食事の準備といっても大した事はない。木の枝を削って串を作り、そこに洗っておいたジャガイモを刺して焼くだけ。味付けに塩と山椒、お好みでニンニクとバジルの風味パウダーをかければ完成。後は干し肉を添える。だが、今回の干し肉はひと味違うぞ。イノシシジャーキーに挑戦したのだ。塩水につけ込み、山椒とバジルとニンニクで風味をつけ、更に香りの良さそうな木片で燻した特別製だ。どうだ!


「だからよ。なんでお前は酒が飲みたくなるようなもん作るんだよ。」


水をちびちび飲み、ジャーキーを囓りながら鷹迅が愚痴る。


「芋にも合うな。もう少し貰おう。」


食い気が勝る虎徹。


「仕方ねぇだろ。調味料が限られてんだから。文句垂れんな。」


そう言いながら、ふと上を見上げてみる。


うわ。めっちゃ見てる。・・・興味があるのかね。


焼きジャガイモ串にジャーキーを刺してアラクネに掲げてみる。


「おーい、食うか?」


「おいおい。餌付けすんのかよ。」


「食ってるところを無言で見られるのって落ち着かなくないか?」


「まぁわからんでもないが。」


ほいッほいッと串を掲げていると、ツーッと音も無く下がってきた。近くで見ると結構デカい。体高で2m以上ありそうだ。首をかしげながらも恐る恐る串を受け取るアラクネ。また音も無く上に戻っていった。食べるかなぁとチラチラ見ていると、クンクン匂いを嗅いだ後、顎脚マスクがガパりと開いて食べ始めた。黙々と食べている。食えないことはないらしい。
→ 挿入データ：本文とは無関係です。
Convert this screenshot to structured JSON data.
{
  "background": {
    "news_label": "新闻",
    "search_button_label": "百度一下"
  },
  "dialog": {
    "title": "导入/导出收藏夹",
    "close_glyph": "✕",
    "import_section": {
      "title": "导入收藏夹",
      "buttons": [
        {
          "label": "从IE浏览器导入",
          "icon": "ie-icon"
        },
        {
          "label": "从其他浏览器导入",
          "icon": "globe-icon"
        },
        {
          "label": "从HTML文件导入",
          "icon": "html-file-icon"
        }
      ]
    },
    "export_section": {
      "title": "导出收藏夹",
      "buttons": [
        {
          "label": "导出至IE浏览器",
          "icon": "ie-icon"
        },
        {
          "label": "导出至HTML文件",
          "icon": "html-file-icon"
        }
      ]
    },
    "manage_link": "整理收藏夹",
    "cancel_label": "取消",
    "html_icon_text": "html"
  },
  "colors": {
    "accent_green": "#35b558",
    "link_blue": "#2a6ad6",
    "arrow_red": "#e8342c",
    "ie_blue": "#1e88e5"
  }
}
食事と後片付けを終え、いざ出発。後ろを振り向かず、前に突き進むのだ。


「いやー、洞窟探険なんて心踊るなー。はっはっはー。」


「おい。」


鷹迅が槍の石突きでケツをつついてくる。


「なんだい?鷹迅君?ケツをつつくのはやめたまえ。」


「気付かないフリするな。あれ。どうすんだよ。」


顎で後ろに目線を促す。


やっぱりダメすか。まぁ、気付いていたんですけどね。付いてくるんですよ。アラクネが。


「餌付けなんかするからだろうが。琥珀が責任取れよ?」


ため息吐きつつアラクネに向かう。


「どうした?何か用か?俺達は今からあっち行くから、君はそっち。いいか?俺達あっち、君そっち。あんだすたん?危ないから、な?」


身振り手振りで伝えてみる。


微動だにしない。・・・駄目だ。あれは全く解ってない。


「よし。諦めよう。」


「早えな、おい。」


「諦めもまた肝心なのだ。気にしないようにしよう。あいつもモンスターだ。痛い目みて覚えることもあるさ。な!虎徹。」


「距離も取っているし、邪魔にはなるまい。自分の身は自分で守るだろう。モンスターとして生きているのだ。理解はしているはず。」


流石虎徹さん。モンスター目線の発言は重みが違う。と言う訳で、ゴブ山探険隊。気を取り直して出発。